Mamy do czynienia z kompletnym upadkiem państwa prawa.
Zmiana władzy w Polsce nie przebiega w sposób typowy dla krajów demokratycznych. Siłowe przejęcie mediów publicznych, ignorowanie roli prezydenta i próba rządzenia uchwałami sejmowymi, czy kwestionowanie statutu kilku tysięcy sędziów to jaskrawe przykłady łamania Konstytucji.
Minister Kultury i Dziedzictwa Narodowego, przejmując władzę nad mediami publicznymi, powołał się na uchwałę sejmową, która jest jedynie wewnętrzną opinią posłów nie mającą mocy prawa. Wcześniej takie uchwały dotyczyły spraw czysto symbolicznych, jak upamiętnienie jakiegoś wydarzenia historycznego czy np. żądania zwrotu wraku prezydenckiego Tupolewa od Rosji. Wiadomo, że w prawie międzynarodowym nie miało to żadnego znaczenia, ale było sygnałem, że Polska sprzeciwia się rosyjskiej polityce.
Wspomniana uchwała sejmowa mówi o zgodności z Konstytucją tak jakby Sejm miał uprawnienia, aby coś takiego stwierdzać. Co więcej, wzywa wszystkie organy państwa do przejęcia mediów publicznych. Entuzjaści takiego działania nie widzą do czego to może prowadzić.
Następny Sejm może wyłonić inną większość sejmową np. PiS, który przyjmie uchwałę, że TVN działa przeciwko interesowi narodowemu, a to łamie konstytucję i trzeba przejąć tę telewizję, a następnie człowiek ministra w obstawie kilku osiłków wejdzie do TVN i powie, że przejmuje telewizję, wymachując uchwałą. Wydaje się absurdalne?

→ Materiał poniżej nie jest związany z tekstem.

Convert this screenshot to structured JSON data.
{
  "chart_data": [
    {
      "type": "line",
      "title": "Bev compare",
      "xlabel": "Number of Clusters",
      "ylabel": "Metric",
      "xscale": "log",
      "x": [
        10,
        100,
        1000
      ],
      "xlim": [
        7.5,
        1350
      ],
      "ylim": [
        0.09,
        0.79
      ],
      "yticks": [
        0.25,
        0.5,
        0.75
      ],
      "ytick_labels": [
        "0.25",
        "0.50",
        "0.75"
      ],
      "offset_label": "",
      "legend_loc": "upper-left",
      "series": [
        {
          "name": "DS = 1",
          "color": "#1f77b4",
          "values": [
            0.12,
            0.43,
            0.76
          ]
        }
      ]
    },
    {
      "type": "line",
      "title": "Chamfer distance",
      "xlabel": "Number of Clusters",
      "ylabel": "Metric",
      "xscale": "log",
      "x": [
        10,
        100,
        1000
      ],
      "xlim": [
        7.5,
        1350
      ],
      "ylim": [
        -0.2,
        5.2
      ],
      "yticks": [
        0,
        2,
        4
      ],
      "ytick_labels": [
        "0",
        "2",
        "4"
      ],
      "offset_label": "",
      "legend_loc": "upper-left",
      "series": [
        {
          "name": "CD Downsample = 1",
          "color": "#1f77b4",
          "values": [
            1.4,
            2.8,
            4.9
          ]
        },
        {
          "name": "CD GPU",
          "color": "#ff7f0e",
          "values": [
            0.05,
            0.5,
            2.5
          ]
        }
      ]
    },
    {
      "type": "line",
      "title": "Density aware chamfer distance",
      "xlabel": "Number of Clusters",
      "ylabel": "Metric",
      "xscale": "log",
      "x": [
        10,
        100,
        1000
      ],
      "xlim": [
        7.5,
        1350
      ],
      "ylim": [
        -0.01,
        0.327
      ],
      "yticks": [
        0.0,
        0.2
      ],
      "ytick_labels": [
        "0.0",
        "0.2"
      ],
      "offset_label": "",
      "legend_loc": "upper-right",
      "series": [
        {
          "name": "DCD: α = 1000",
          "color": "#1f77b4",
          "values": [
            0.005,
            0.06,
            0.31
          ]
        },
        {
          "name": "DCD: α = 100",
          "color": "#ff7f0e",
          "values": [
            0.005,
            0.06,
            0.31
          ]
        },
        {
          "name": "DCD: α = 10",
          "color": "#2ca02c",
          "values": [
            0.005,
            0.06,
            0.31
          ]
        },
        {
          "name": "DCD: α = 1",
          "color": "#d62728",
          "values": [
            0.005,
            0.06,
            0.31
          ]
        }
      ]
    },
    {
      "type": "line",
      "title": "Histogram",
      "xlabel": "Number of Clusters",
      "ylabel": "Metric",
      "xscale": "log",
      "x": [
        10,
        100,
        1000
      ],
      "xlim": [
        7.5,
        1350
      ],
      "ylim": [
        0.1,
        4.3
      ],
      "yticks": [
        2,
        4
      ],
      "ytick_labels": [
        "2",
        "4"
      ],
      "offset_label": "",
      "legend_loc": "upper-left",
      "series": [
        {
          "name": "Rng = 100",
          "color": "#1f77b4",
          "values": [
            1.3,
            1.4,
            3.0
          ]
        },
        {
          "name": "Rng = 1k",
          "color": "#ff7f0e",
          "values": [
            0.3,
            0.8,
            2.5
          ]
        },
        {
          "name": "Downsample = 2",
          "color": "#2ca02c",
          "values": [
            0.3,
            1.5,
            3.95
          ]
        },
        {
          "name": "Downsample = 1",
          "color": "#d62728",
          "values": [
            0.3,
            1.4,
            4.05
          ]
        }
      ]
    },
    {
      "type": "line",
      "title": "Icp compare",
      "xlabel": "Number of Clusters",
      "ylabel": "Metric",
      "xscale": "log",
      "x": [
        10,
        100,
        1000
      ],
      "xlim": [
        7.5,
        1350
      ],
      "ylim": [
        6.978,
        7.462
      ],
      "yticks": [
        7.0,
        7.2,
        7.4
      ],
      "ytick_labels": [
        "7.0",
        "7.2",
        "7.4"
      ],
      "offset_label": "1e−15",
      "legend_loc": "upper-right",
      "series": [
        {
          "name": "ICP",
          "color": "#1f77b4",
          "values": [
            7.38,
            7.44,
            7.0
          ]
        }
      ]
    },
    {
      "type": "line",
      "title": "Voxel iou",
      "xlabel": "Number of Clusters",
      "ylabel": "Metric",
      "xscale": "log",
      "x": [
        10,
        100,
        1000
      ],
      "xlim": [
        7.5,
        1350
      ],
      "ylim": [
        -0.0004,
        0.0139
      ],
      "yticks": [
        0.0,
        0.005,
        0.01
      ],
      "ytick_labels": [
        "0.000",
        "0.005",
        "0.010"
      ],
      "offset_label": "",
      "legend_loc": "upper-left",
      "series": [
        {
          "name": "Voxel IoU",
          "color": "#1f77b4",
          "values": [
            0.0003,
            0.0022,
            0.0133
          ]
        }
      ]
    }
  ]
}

To właśnie się dzieje na naszych oczach.
Nawet jeżeli uznamy, jak chce PO, że Rada Mediów Narodowych jest niekonstytucyjna, to wciąż jedynym konstytucyjnym ciałem do powoływania zarządów mediów publicznych jest Krajowa Rada Radiofonii i Telewizji wspomniana w Konstytucji. Tusk musiałby przyjąć odpowiednią ustawę, żeby zmienić cokolwiek w TVP, a wszelkie próby obejścia tego są łamaniem prawa i Konstytucji.